Xochiquetzallia


Xochiquetzallia is a genus of geophytic flowering plants of the subfamily Brodiaeoideae in the family Asparagaceae.[1][2] The genus contains four species: three previously classified within the genus Dandya and one other previously classified within Milla. Earlier genetic and morphological research had shown that the broad Milla clade of plants is made up of two sister lineages.[3] The four plant species now within Xochiquetzallia make up one of these lineages, and are more closely related to each other than they are to the second lineage, which is made up of the remaining Milla species, Dandya purpusii, and the genera Behria, Bessera, Jaimehintonia and Petronymphe.[3] Jorge Gutiérrez and Teresa Terrazas, two of the botanists who worked on the earlier research, followed up in 2020 with a paper formally transferring the four species from Dandya and Milla to Xochiquetzallia.[1]

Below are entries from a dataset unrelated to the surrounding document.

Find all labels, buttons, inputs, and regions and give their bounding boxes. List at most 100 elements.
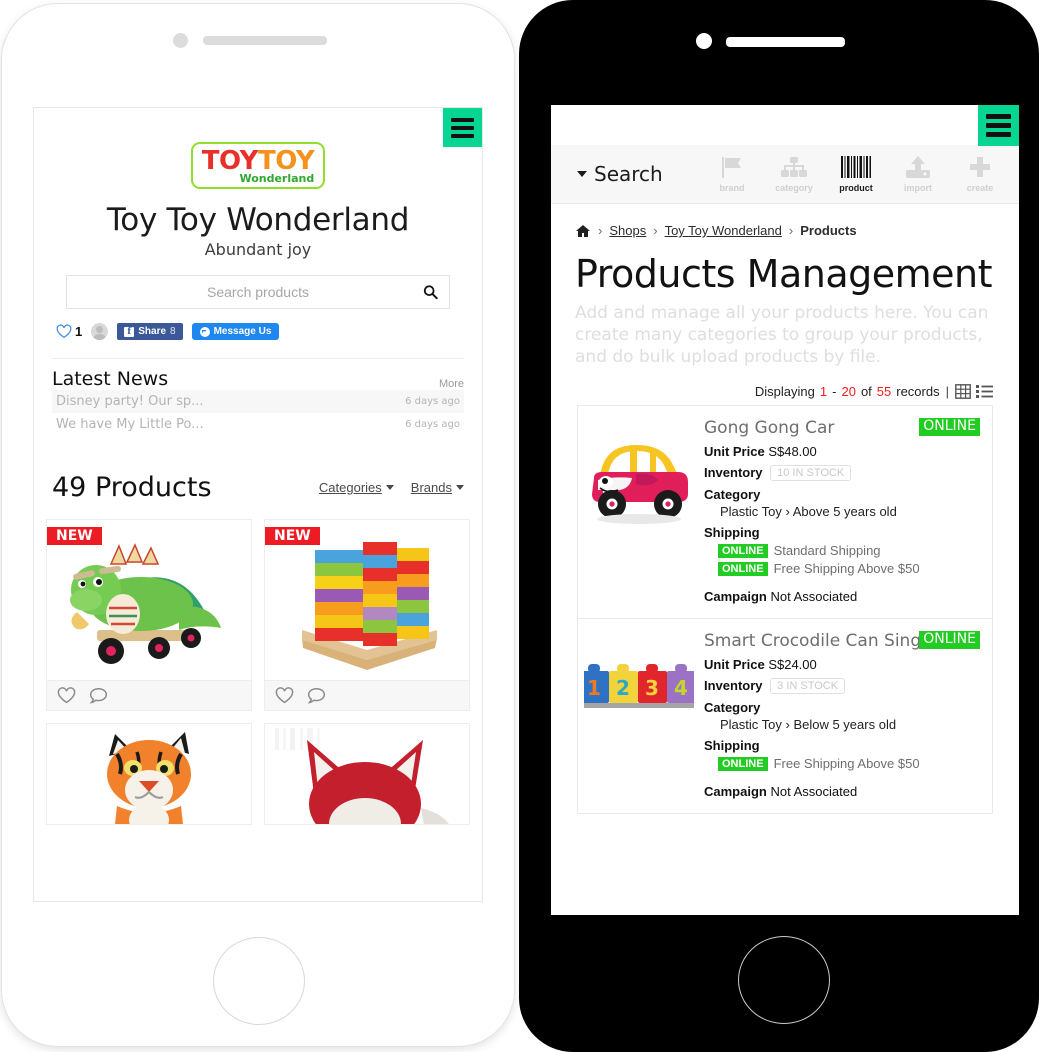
displaying-prefix: Displaying <box>754 384 815 400</box>
earpiece-speaker-right <box>726 37 845 47</box>
campaign-value: Not Associated <box>770 589 858 605</box>
facebook-share-count: 8 <box>170 326 176 337</box>
product-row[interactable]: 1 2 3 4 Smart Crocodile Can Sing ONLINE … <box>578 619 992 815</box>
category-label-line: Category <box>704 487 984 502</box>
search-input[interactable] <box>67 283 449 301</box>
breadcrumb-shop-name[interactable]: Toy Toy Wonderland <box>665 223 782 238</box>
shop-title: Toy Toy Wonderland <box>106 202 410 238</box>
product-count-title: 49 Products <box>52 472 212 503</box>
brand-icon <box>701 155 763 179</box>
latest-news-header: Latest News More <box>52 368 464 390</box>
categories-filter[interactable]: Categories <box>319 480 394 495</box>
avatar <box>91 323 109 340</box>
shop-tagline: Abundant joy <box>204 240 312 259</box>
product-row[interactable]: Gong Gong Car ONLINE Unit Price S$48.00 … <box>578 406 992 620</box>
comment-icon[interactable] <box>89 687 108 704</box>
red-fox-plush-illustration <box>275 728 449 824</box>
front-camera-dot-right <box>696 33 712 49</box>
brands-filter-label: Brands <box>410 480 452 495</box>
product-thumbnail <box>584 418 694 528</box>
news-item-text: Disney party! Our sp... <box>56 394 204 409</box>
category-label-line: Category <box>704 700 984 715</box>
facebook-icon: f <box>124 326 135 337</box>
displaying-dash: - <box>832 384 837 400</box>
toolbar-item-import[interactable]: import <box>887 155 949 193</box>
heart-icon[interactable] <box>57 687 76 704</box>
inventory-label: Inventory <box>704 465 763 481</box>
category-label: Category <box>704 700 761 716</box>
category-icon <box>763 155 825 179</box>
admin-menu-button[interactable] <box>978 105 1019 146</box>
news-more-link[interactable]: More <box>439 378 464 390</box>
search-icon[interactable] <box>423 285 438 300</box>
toolbar-icons: brand category product import create <box>701 155 1011 193</box>
grid-view-icon[interactable] <box>955 384 971 400</box>
brands-filter[interactable]: Brands <box>411 480 464 495</box>
import-upload-icon <box>887 155 949 179</box>
svg-text:1: 1 <box>587 676 601 700</box>
toolbar-item-brand[interactable]: brand <box>701 155 763 193</box>
hamburger-line <box>986 132 1011 137</box>
product-details: Gong Gong Car ONLINE Unit Price S$48.00 … <box>694 418 984 604</box>
shop-header: TOYTOY Wonderland Toy Toy Wonderland Abu… <box>34 108 482 259</box>
toolbar-item-create[interactable]: create <box>949 155 1011 193</box>
page-title: Products Management <box>575 252 992 296</box>
product-details: Smart Crocodile Can Sing ONLINE Unit Pri… <box>694 631 984 799</box>
product-card[interactable] <box>264 723 470 825</box>
messenger-icon <box>199 326 210 337</box>
category-value: Plastic Toy › Above 5 years old <box>720 504 897 520</box>
comment-icon[interactable] <box>307 687 326 704</box>
inventory-label: Inventory <box>704 678 763 694</box>
chevron-down-icon <box>577 171 587 177</box>
hamburger-line <box>451 133 474 138</box>
categories-filter-label: Categories <box>318 480 382 495</box>
like-count: 1 <box>75 324 83 339</box>
toolbar-item-category[interactable]: category <box>763 155 825 193</box>
create-plus-icon <box>949 155 1011 179</box>
home-button-left[interactable] <box>213 937 305 1025</box>
products-header: 49 Products Categories Brands <box>52 472 464 503</box>
home-icon[interactable] <box>575 224 591 238</box>
new-badge: NEW <box>47 527 102 545</box>
product-card[interactable]: NEW <box>46 519 252 711</box>
breadcrumb-shops[interactable]: Shops <box>609 223 646 238</box>
storefront-menu-button[interactable] <box>443 108 482 147</box>
facebook-share-button[interactable]: f Share 8 <box>117 323 183 340</box>
product-card[interactable]: NEW <box>264 519 470 711</box>
campaign-line: Campaign Not Associated <box>704 784 984 799</box>
breadcrumb: › Shops › Toy Toy Wonderland › Products <box>551 204 1019 238</box>
campaign-line: Campaign Not Associated <box>704 589 984 604</box>
displaying-suffix: records <box>896 384 940 400</box>
heart-icon[interactable] <box>275 687 294 704</box>
unit-price-value: S$48.00 <box>768 444 817 460</box>
admin-topbar <box>551 105 1019 146</box>
divider <box>52 358 464 359</box>
shipping-option-name: Free Shipping Above $50 <box>773 561 920 577</box>
shop-logo[interactable]: TOYTOY Wonderland <box>190 142 326 189</box>
toolbar-label-import: import <box>904 183 932 193</box>
like-button[interactable]: 1 <box>56 324 82 339</box>
new-badge: NEW <box>265 527 320 545</box>
product-search-bar[interactable] <box>66 275 450 309</box>
breadcrumb-separator: › <box>598 223 603 238</box>
product-thumbnail: 1 2 3 4 <box>584 631 694 741</box>
toolbar-label-product: product <box>839 183 873 193</box>
shipping-option-name: Free Shipping Above $50 <box>773 756 920 772</box>
shipping-label-line: Shipping <box>704 525 984 540</box>
search-toggle-label: Search <box>594 162 663 186</box>
news-list-item[interactable]: Disney party! Our sp... 6 days ago <box>52 390 464 413</box>
unit-price-label: Unit Price <box>704 657 765 673</box>
search-toggle[interactable]: Search <box>577 162 663 186</box>
message-us-button[interactable]: Message Us <box>191 323 280 340</box>
list-view-icon[interactable] <box>976 384 993 399</box>
news-item-text: We have My Little Po... <box>56 417 204 432</box>
toolbar-item-product[interactable]: product <box>825 155 887 193</box>
hamburger-line <box>451 117 474 122</box>
displaying-row: Displaying 1 - 20 of 55 records | <box>577 384 993 399</box>
news-list-item[interactable]: We have My Little Po... 6 days ago <box>52 413 464 436</box>
home-button-right[interactable] <box>738 936 830 1024</box>
products-list: Gong Gong Car ONLINE Unit Price S$48.00 … <box>577 405 993 815</box>
earpiece-speaker-left <box>203 36 327 45</box>
category-value: Plastic Toy › Below 5 years old <box>720 717 897 733</box>
product-card[interactable] <box>46 723 252 825</box>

Xochiquetzallia species are herbaceous perennials, growing from corms. They can be distinguished from related genera by the combination of two floral characteristics. The gynophore of a Xochiquetzallia flower lacks pith and the stigma is entire (undivided). Other genera in the Milla clade have pith in the gynophore and a divided stigma.[4]

Plants in this genus are between 20 cm and 60 cm high from the base of the corm to the top of the flowerhead. Their roots are fibrous and sometimes fleshy, emerging from a corm in the shape of a flattened ball that is between 1.0 cm and 2.5 cm in diameter. There are 5–9 narrow, dark-green leaves, each 20–49 cm long from the blunt base to the acute tip. In cross-section they may be flattened or somewhat circular (terete). The surface may be smooth (glabrous) or scaly (scabrous), with translucent projections along the leaf veins. The lower portions of the leaves arising from the corm form a brown tunic that surrounds the base of the scape (flower stalk) for up to 2.0 cm.[5]

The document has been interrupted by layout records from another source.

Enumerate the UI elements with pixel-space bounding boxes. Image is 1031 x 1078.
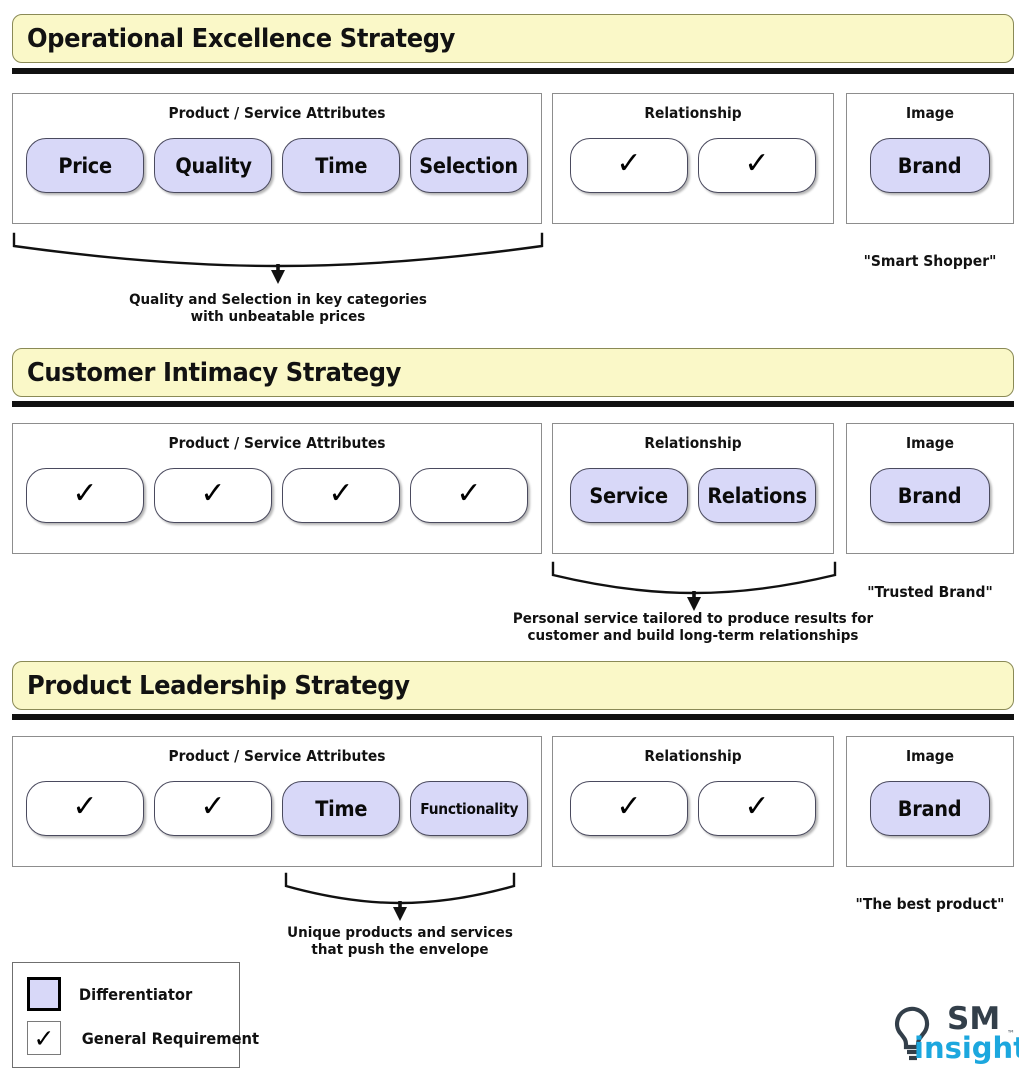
checkmark-icon: ✓ <box>616 145 642 181</box>
legend-item-general-requirement: ✓ General Requirement <box>27 1021 267 1055</box>
sm-insight-logo: SM insight ™ <box>891 1000 1027 1066</box>
divider-rule-1 <box>12 68 1014 75</box>
strategy-title-3: Product Leadership Strategy <box>26 670 410 701</box>
attributes-panel-3: Product / Service Attributes ✓ ✓ Time Fu… <box>12 736 542 867</box>
pill-label: Time <box>315 796 367 821</box>
image-panel-2: Image Brand <box>846 423 1014 554</box>
attribute-pill[interactable]: ✓ <box>26 468 144 523</box>
checkmark-icon: ✓ <box>72 475 98 511</box>
checkmark-icon: ✓ <box>200 788 226 824</box>
brace-caption-1: Quality and Selection in key categories … <box>129 292 427 326</box>
image-panel-header-2: Image <box>905 434 955 452</box>
legend-label: General Requirement <box>81 1028 260 1048</box>
attribute-pill[interactable]: Price <box>26 138 144 193</box>
checkmark-icon: ✓ <box>456 475 482 511</box>
attributes-panel-2: Product / Service Attributes ✓ ✓ ✓ ✓ <box>12 423 542 554</box>
attribute-pill[interactable]: ✓ <box>154 468 272 523</box>
pill-label: Brand <box>898 796 962 821</box>
attribute-pill[interactable]: ✓ <box>154 781 272 836</box>
logo-tm-text: ™ <box>1007 1029 1015 1038</box>
attribute-pill[interactable]: Functionality <box>410 781 528 836</box>
attribute-pill[interactable]: Quality <box>154 138 272 193</box>
brace-arrow-3 <box>281 872 519 925</box>
checkmark-icon: ✓ <box>744 145 770 181</box>
checkmark-icon: ✓ <box>72 788 98 824</box>
checkmark-icon: ✓ <box>744 788 770 824</box>
brace-caption-2: Personal service tailored to produce res… <box>512 611 874 645</box>
relationship-panel-3: Relationship ✓ ✓ <box>552 736 834 867</box>
strategy-title-1: Operational Excellence Strategy <box>26 23 456 54</box>
attribute-pill[interactable]: Selection <box>410 138 528 193</box>
strategy-title-2: Customer Intimacy Strategy <box>26 357 402 388</box>
image-panel-1: Image Brand <box>846 93 1014 224</box>
divider-rule-3 <box>12 714 1014 721</box>
legend-item-differentiator: Differentiator <box>27 977 197 1011</box>
pill-label: Brand <box>898 153 962 178</box>
image-panel-header-3: Image <box>905 747 955 765</box>
legend-label: Differentiator <box>78 984 193 1004</box>
image-tagline-2: "Trusted Brand" <box>867 583 993 601</box>
pill-label: Selection <box>419 153 519 178</box>
diagram-canvas: Operational Excellence Strategy Product … <box>0 0 1031 1078</box>
relationship-pill[interactable]: ✓ <box>570 781 688 836</box>
relationship-pill[interactable]: Relations <box>698 468 816 523</box>
pill-label: Relations <box>707 483 807 508</box>
strategy-banner-3: Product Leadership Strategy <box>12 661 1014 710</box>
relationship-panel-1: Relationship ✓ ✓ <box>552 93 834 224</box>
attribute-pill[interactable]: Time <box>282 781 400 836</box>
relationship-pill[interactable]: Service <box>570 468 688 523</box>
brand-pill[interactable]: Brand <box>870 781 990 836</box>
pill-label: Time <box>315 153 367 178</box>
relationship-panel-2: Relationship Service Relations <box>552 423 834 554</box>
image-panel-header-1: Image <box>905 104 955 122</box>
attribute-pill[interactable]: ✓ <box>282 468 400 523</box>
relationship-panel-header-2: Relationship <box>644 434 742 452</box>
divider-rule-2 <box>12 401 1014 408</box>
pill-label: Brand <box>898 483 962 508</box>
checkmark-icon: ✓ <box>328 475 354 511</box>
image-panel-3: Image Brand <box>846 736 1014 867</box>
relationship-panel-header-3: Relationship <box>644 747 742 765</box>
pill-label: Functionality <box>420 799 518 818</box>
relationship-pill[interactable]: ✓ <box>570 138 688 193</box>
logo-word-text: insight <box>914 1031 1019 1065</box>
relationship-pill[interactable]: ✓ <box>698 781 816 836</box>
attributes-panel-header-2: Product / Service Attributes <box>168 434 386 452</box>
pill-label: Service <box>589 483 669 508</box>
brand-pill[interactable]: Brand <box>870 138 990 193</box>
relationship-pill[interactable]: ✓ <box>698 138 816 193</box>
differentiator-swatch-icon <box>27 977 61 1011</box>
attribute-pill[interactable]: ✓ <box>410 468 528 523</box>
attributes-panel-header-3: Product / Service Attributes <box>168 747 386 765</box>
checkmark-square-icon: ✓ <box>27 1021 61 1055</box>
image-tagline-1: "Smart Shopper" <box>863 252 997 270</box>
relationship-panel-header-1: Relationship <box>644 104 742 122</box>
attributes-panel-header-1: Product / Service Attributes <box>168 104 386 122</box>
strategy-banner-1: Operational Excellence Strategy <box>12 14 1014 63</box>
brace-caption-3: Unique products and services that push t… <box>287 925 513 959</box>
checkmark-icon: ✓ <box>200 475 226 511</box>
attribute-pill[interactable]: Time <box>282 138 400 193</box>
attribute-pill[interactable]: ✓ <box>26 781 144 836</box>
attributes-panel-1: Product / Service Attributes Price Quali… <box>12 93 542 224</box>
checkmark-icon: ✓ <box>616 788 642 824</box>
brand-pill[interactable]: Brand <box>870 468 990 523</box>
brace-arrow-2 <box>548 561 840 614</box>
strategy-banner-2: Customer Intimacy Strategy <box>12 348 1014 397</box>
legend-box: Differentiator ✓ General Requirement <box>12 962 259 1068</box>
pill-label: Quality <box>174 153 252 178</box>
image-tagline-3: "The best product" <box>855 895 1005 913</box>
pill-label: Price <box>58 153 112 178</box>
brace-arrow-1 <box>8 232 548 285</box>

The inflorescence is in the form of an umbel on top of a scape that is generally 20–50 cm long. This scape is cylindrical, usually shorter than the leaves, with a surface that is smooth with occasional acute prominences. Below the umbel there are 2–3 narrowly triangular bracts 3.0–9.0 mm long. There is also a single bracteole below each of the 4–20 flowers. The flowers are borne on pedicels 0.8–3.5 cm long arising from the top of the scape. In form they are either subcampanulate (broadly bell-shaped) or hypocrateriform (shaped like a salver on top of a narrow tube) and they are either held erect or droop somewhat from the tip of the pedicel.[5]

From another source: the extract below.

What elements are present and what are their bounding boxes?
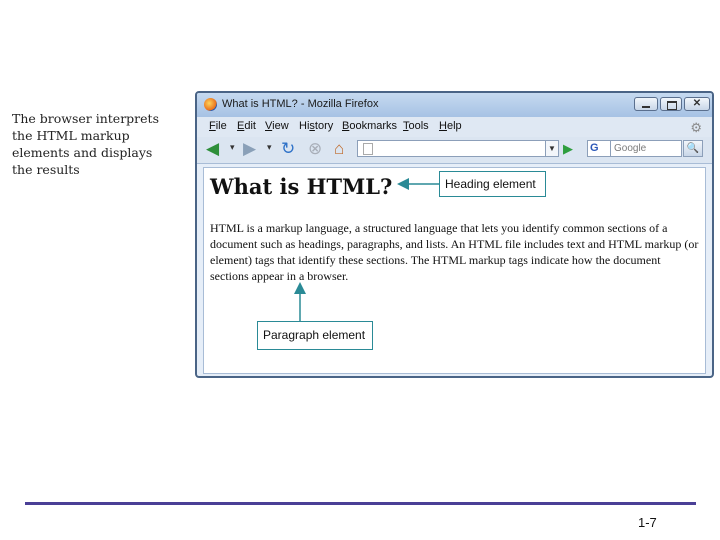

Flowers of Xochiquetzallia species are white or blue. Each begins with a tube (where the tepals are fused) that is 1–25 mm long. Like all lilioid monocots, the flowers have six tepals, arranged in two groups of three. Each outer tepal is elliptic in shape with a narrowing base, acute tip and 1–3 veins; these outer tepals measure 8.0–16.0 mm long and 2.0–7.0 mm wide. The inner three tepals are similar, but sometimes more broadly elliptical and with more obtuse tips; these inner tepals measure 8.0–16.0 mm long and 3.0–11.0 mm wide. The flower has six separate fertile stamens, each arising from a corresponding tepal near the throat of the floral tube. The stamen filaments are typically 2.0–5.0 mm long and may be thread-like or widen somewhat toward the base. Each of the six yellow anthers is 1.0–2.5 mm long and is basifixed (attached by its base to the stamen filament). The anthers taper towards the tip and sometimes towards the base as well.[6]